I feel him looking right through me.
How does he know? Or is he just guessing?
“I think you could benefit from some therapy yourself, Jay. A little self-reflection would be helpful.”
“Helpful, huh? You know what would be helpful, Yoshiro? Boundaries. Professional ones.”
He tilts his head. I swear, his stare is like a scalpel he wants to slice into my Achilles heel.
“A therapist who gets to know his client too well doesn't seem very ethical to me. So I'm just wondering, is it really Tom you're trying to help, or mainly yourself?”
Jay leads us to a shed behind the East House.
I want to screampineapple cookieso loud it echoes across the lake.
If Tom manages to fall out of bed fast, we could be out of here in ten minutes. No, five. Five minutes tops, not a second longer.
I need to do something because my head is about to explode. Let me end this bullshit right here.
“Your problem with me isn’t about ethics. And it’s not that you think I’m not good enough for Tom. None of this is personal.”
There’s steel in my voice now.
“Have you ever heard the story of the serpent among the wolves, Jay?”
I take a slow step closer.
“While the wolves are tearing each other apart, the serpent coils around one of them and slips out of the den. And by the time the pack realizes what happened, they’re gone for good.”
Jay snorts. It turns into a short laugh as he shakes his head.
Oh, boy. Did I just deliver a direct threat to Jay McKenna’s face?
That hadn’t exactly been part of the plan. Or maybe it was.
Yes, in my heroic little daydreams I definitely rehearsed that line. Saying it out loud, however, was a fucking reckless move.
I expect him to go full-on furious now, but he doesn’t look anywhere close to breathing fire. Actually, he looks kind of amused.
“Well, slippery slitherer, at least you’re not boring.”
His words are barely cold before the shed door slams open and Sergei steps out, a shotgun in each hand.
What the actual fuck—!? My heart skips a beat, then another.
Shit. This is bad. This is so damn bad.
I'm not a man of God, but when he hands one of the shotguns to Jay, I make an imaginary sign of the cross.
Is this the end for me? Are they going to hunt me through the woods? Not exactly my first time.
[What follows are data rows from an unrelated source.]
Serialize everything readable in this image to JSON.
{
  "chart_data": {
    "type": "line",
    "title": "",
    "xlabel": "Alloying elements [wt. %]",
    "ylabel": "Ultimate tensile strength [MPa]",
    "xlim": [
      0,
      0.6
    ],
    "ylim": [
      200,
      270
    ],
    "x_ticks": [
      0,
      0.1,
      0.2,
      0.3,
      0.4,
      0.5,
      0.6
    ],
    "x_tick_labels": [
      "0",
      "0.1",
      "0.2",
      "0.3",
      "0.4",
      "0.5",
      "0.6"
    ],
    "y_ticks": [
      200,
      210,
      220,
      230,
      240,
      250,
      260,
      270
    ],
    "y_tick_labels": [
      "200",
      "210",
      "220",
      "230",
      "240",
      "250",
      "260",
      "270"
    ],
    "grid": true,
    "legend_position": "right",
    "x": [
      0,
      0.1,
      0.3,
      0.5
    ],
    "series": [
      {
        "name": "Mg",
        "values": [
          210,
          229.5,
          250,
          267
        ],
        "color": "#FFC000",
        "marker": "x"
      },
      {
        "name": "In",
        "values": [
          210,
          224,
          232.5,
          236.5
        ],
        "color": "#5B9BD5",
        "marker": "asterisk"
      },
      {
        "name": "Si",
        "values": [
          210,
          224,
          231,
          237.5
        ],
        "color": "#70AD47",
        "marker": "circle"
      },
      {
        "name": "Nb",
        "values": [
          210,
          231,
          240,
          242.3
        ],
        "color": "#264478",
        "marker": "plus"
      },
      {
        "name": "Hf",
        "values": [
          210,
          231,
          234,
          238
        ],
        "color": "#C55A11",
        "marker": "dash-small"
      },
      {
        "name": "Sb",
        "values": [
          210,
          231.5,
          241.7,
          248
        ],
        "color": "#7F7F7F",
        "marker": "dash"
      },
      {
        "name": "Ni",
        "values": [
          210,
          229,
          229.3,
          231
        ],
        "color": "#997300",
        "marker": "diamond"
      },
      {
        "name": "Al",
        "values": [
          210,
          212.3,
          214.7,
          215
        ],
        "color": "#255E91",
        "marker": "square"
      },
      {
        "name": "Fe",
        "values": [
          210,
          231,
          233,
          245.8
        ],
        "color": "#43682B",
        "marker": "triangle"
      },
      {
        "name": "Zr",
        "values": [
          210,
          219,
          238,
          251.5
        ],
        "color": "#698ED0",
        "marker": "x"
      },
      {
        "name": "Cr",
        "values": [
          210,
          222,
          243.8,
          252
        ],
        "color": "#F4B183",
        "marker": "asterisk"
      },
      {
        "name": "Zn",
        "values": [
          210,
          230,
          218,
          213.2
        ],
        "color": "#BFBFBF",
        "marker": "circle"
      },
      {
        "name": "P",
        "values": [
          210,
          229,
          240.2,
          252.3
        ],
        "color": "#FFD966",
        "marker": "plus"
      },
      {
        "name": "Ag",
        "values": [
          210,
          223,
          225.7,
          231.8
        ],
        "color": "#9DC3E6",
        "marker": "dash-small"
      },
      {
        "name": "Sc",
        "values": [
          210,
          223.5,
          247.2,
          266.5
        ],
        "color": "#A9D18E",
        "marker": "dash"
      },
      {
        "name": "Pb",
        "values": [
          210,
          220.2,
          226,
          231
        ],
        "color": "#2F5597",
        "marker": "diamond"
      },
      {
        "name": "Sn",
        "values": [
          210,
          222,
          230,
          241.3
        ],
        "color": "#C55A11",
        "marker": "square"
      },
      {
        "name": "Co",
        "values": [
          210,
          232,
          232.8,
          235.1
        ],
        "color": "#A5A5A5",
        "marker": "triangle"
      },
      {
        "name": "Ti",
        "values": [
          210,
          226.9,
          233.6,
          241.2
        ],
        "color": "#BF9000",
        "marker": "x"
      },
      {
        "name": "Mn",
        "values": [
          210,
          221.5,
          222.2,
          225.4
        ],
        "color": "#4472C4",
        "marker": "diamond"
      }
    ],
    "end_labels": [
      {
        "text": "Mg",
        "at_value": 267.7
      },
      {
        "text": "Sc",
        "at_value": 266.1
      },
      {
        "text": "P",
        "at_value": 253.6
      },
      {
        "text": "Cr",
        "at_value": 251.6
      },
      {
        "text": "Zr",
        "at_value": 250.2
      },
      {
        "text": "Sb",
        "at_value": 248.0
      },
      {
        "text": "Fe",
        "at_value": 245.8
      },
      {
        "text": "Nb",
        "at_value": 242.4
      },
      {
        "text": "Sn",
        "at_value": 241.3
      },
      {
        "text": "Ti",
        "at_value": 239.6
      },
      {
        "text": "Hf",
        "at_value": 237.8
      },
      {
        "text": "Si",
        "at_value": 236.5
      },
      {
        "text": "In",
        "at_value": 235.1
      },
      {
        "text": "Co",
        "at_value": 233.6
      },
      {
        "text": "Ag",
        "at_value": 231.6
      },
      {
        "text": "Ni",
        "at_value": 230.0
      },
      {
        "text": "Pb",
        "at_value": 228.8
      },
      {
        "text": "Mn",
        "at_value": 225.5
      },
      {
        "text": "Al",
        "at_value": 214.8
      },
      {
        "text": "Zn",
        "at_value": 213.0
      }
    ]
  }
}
During my cowboy phase, a rancher dad had caught me topping his son in the haystack. I had bullets flying over my head within seconds.
Sometimes I think fate likes to remind me who’s in charge. It’s almost impressive, if it weren’t just another Greek tragedy in my life
“Didn’t know snakes had so many words, and so little of them now.”
Jay smirks as Sergei passes me the other gun. “Let’s see if you can do more than hiss.”